By June 6, 2015September 4th, 2018

Ask Franchisors whether they prefer arbitration or litigation and you will get quite an array of viewpoints. Occasionally, opinions are based upon experience, but more often than not, mere perception.

Because each franchisor’s business is unique, what works for one company may not work for another. In order to make an informed decision on whether to use litigation or arbitration, a franchisor must understand the advantages and disadvantages of each forum. To do this, a franchisor needs the benefit of legal counsel with a knowledge about franchising.  Additionally, legal counsel must know how your business actually functions. All too often when I review a new client’s franchising program, the client never had any meaningful input about the decision on whether to use arbitration or litigation. There was never a discussion on the advantages or disadvantages of each format, particularly when considering how each format relates to that client’s unique business.

The choice of litigation may be beneficial for one client and detrimental to another.  There aren’t any “cookie cutter” molds to facilitate your decision. There are however, some relevant questions to answer in guiding your decision.

Paramount to any decision should be the cost of each approach. Litigation often involves expensive discovery consisting of motions ad infinitum and depositions that rob a growing franchisor of its most precious resource – key people.

On the other hand, arbitration may be extremely expensive. When looking at arbitration filing fees and the cost per day of each arbitrator hearing a dispute, the price can quickly rise to thousands of dollars.

This disadvantage may, however, work as an advantage for some franchisors.

Cost for a franchisee to initiate arbitration can be a deterrent to a franchisee’s aggressiveness.
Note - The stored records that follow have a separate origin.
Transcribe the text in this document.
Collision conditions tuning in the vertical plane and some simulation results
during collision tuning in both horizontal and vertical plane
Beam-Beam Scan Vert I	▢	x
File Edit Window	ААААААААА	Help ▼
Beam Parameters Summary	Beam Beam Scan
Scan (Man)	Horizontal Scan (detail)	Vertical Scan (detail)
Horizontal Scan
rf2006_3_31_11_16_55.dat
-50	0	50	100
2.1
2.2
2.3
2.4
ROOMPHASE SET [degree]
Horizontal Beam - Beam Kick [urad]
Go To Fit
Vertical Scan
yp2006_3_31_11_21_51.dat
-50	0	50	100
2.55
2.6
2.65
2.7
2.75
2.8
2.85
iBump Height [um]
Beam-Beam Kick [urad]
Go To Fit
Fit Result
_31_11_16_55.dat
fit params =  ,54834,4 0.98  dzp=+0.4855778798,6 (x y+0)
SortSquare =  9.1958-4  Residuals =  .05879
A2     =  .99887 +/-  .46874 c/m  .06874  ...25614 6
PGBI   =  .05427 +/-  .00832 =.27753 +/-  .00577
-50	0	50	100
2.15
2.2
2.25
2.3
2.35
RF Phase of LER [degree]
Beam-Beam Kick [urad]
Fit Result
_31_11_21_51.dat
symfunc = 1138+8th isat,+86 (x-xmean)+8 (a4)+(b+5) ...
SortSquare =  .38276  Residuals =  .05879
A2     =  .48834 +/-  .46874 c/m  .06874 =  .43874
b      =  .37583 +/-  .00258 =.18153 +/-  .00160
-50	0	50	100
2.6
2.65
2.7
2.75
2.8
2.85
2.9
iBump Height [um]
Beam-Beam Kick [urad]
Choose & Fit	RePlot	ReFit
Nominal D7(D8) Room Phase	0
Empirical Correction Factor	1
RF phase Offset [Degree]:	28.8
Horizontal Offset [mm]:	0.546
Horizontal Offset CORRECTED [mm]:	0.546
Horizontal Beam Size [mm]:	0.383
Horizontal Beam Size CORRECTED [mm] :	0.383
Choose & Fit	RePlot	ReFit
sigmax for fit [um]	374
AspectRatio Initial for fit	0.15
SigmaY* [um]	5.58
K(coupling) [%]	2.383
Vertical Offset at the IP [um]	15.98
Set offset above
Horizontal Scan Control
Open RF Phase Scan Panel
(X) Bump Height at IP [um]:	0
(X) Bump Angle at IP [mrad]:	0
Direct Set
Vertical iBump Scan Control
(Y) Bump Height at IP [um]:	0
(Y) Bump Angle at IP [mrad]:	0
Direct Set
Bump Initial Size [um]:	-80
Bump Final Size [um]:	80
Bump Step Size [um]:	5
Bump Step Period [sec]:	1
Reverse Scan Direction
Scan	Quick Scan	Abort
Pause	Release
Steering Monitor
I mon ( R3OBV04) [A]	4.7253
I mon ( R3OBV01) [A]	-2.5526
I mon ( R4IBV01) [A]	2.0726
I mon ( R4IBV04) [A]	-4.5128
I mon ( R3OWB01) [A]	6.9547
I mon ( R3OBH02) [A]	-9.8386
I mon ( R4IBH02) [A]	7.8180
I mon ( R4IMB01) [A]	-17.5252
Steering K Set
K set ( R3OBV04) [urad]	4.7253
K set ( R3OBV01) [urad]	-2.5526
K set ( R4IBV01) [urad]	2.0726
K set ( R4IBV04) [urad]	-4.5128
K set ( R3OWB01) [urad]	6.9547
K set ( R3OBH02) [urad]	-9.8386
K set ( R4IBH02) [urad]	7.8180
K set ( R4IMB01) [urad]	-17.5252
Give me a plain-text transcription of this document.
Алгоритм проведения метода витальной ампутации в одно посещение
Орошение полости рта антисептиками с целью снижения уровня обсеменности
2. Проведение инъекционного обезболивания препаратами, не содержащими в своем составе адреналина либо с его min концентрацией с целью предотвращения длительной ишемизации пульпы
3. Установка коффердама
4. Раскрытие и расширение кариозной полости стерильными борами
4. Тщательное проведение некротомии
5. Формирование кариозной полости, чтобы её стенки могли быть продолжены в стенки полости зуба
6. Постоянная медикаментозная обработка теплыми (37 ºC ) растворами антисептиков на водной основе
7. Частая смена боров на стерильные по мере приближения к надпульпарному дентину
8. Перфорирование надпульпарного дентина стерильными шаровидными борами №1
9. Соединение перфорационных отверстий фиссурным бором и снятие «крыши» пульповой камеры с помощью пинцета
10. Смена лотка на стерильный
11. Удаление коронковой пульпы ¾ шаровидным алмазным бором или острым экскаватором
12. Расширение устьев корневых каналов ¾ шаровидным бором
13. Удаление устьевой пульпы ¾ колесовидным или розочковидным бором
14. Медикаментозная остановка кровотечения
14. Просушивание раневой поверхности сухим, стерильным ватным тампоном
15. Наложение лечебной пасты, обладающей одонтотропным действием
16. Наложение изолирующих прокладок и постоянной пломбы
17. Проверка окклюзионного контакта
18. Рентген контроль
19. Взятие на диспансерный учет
It is amazing, but many litigious franchisees will think twice about initiating arbitration when they are advised about its costs and are unable to find an attorney to represent them on a contingency fee basis.

An important area to consider in a franchisor’s decision on whether to use litigation or arbitration is whether a franchisor has any avenue of appeal if it does not believe the decision follows legal precedent. Litigation is structured and a judge must follow the law and, if not, there are appellate courts to ensure compliance with the law. Unfortunately in arbitration, appellate review is very limited. We sometimes find arbitrators who believe their function is to provide equity, and in doing so, they tend to compromise. With limited appellate review, there may be no viable avenue for a franchisor to appeal the arbitration decision. This would appear to be a definite strike against arbitration, but it must also be weighed in conjunction with a survey finding that the average and median jury verdicts against franchisors were dramatically higher (almost seven times) than the awards judges and arbitrators rendered against franchisors.

Whether to utilize arbitration or litigation requires a thorough knowledge of the advantages and disadvantages of both concepts. As a franchisor, be diligent in learning all the pluses and minuses of each process. Don’t fall into the trap of one size fits all.